Don’t forget, also, €17bn of our national pension reserve — which was available to fund infrastructure development and future pensions — was put into the bailout.
The commitment by Irish governments to pay all the bank- and crisis-related debt will damage our long-term social and economic development, and result in ongoing crises in health, housing, and mental health, and in rising poverty and inequality. This is because funding that should be going to these much-needed public services will, instead, be going on debt interest payments. Debt interest payments rose from €2bn (3.4% of tax revenue), in 2007, to a staggering €7.5bn, or 18% of all tax revenue, in 2014. These interest payments will enforce a form of permanent austerity in the coming decade.
Then, there is the often-forgotten issue of forced emigration. Almost 10% of Irish young people emigrated during the recession and emigration worsened as austerity intensified. It rose from 20,000, in 2009, to 50,000, in 2013. Without emigration, the unemployment rate would be 20%.
Finally, almost half of Ireland’s dramatic increase in GDP is from multinational activity, which does not take place in Ireland.
Thus, much of Ireland’s growth is based on facilitating some of the most profitable global corporations and financial services in reducing the tax they otherwise would have to pay to countries across the world. This is an unethical, unfair, and ultimately unsustainable form of economic activity.

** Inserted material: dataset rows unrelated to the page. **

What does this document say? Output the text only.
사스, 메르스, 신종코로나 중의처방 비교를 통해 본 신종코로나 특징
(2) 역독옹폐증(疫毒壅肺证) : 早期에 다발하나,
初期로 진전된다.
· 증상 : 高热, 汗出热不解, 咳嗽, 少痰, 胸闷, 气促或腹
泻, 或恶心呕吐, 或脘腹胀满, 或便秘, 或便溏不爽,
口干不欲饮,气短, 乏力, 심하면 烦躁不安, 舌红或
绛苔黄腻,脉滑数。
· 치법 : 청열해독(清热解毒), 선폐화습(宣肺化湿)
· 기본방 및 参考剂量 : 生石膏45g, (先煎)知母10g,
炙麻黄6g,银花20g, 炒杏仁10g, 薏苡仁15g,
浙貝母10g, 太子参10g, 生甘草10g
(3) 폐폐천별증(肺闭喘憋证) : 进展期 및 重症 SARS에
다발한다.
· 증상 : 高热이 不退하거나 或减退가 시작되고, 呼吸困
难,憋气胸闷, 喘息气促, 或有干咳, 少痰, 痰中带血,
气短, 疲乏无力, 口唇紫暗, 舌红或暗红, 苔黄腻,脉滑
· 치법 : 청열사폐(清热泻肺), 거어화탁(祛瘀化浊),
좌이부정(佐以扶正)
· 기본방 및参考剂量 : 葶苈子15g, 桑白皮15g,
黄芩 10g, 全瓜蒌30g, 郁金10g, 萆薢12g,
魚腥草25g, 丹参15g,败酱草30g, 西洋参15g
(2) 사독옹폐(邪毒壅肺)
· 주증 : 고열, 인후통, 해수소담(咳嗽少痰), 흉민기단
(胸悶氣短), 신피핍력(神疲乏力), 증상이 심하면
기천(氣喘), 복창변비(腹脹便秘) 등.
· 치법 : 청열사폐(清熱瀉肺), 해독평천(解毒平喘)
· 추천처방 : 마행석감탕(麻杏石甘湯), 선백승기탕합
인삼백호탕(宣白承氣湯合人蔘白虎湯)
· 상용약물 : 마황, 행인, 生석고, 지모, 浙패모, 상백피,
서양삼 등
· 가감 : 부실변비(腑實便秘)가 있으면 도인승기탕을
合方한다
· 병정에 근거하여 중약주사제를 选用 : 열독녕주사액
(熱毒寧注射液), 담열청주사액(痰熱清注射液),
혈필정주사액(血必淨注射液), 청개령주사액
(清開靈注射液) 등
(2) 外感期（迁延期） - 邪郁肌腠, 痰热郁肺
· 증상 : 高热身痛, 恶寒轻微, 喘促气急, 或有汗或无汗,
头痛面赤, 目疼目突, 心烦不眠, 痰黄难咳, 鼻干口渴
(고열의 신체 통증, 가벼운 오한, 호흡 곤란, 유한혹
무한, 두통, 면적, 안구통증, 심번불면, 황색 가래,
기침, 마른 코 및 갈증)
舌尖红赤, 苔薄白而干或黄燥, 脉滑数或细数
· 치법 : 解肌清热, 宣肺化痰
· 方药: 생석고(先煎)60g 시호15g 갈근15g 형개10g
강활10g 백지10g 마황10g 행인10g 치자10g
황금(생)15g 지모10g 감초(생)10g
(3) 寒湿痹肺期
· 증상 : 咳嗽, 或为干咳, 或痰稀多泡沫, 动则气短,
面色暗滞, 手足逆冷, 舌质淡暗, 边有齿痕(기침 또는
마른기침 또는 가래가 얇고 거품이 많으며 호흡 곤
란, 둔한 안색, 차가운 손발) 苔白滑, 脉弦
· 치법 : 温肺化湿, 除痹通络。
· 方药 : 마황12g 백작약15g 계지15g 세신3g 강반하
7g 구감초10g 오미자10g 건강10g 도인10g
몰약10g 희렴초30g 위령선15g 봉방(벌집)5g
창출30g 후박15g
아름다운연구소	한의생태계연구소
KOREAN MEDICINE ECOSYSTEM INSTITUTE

It is clear, as highlighted by a recent assessment by the Irish Human Rights and Equality Commission, that austerity hit the most vulnerable and marginalised the hardest in Ireland. But there was, and remains, a choice about how countries such as Ireland and Greece, and the Troika, respond to debt and financial crises. Debt relief is an important option, as is taxing the wealthy, financial services or higher incomes, rather than taking it from public services, the poor and middle-income earners. The Troika and Irish governments favoured the latter and we can see the human misery and economic damage caused, as a result.
The Irish austerity-and-recovery model is being misrepresented on the international stage and should not be followed by Greece or other crises countries.
The Irish case actually points to the human and economic necessity of debt relief and alternative approaches to fiscal crises.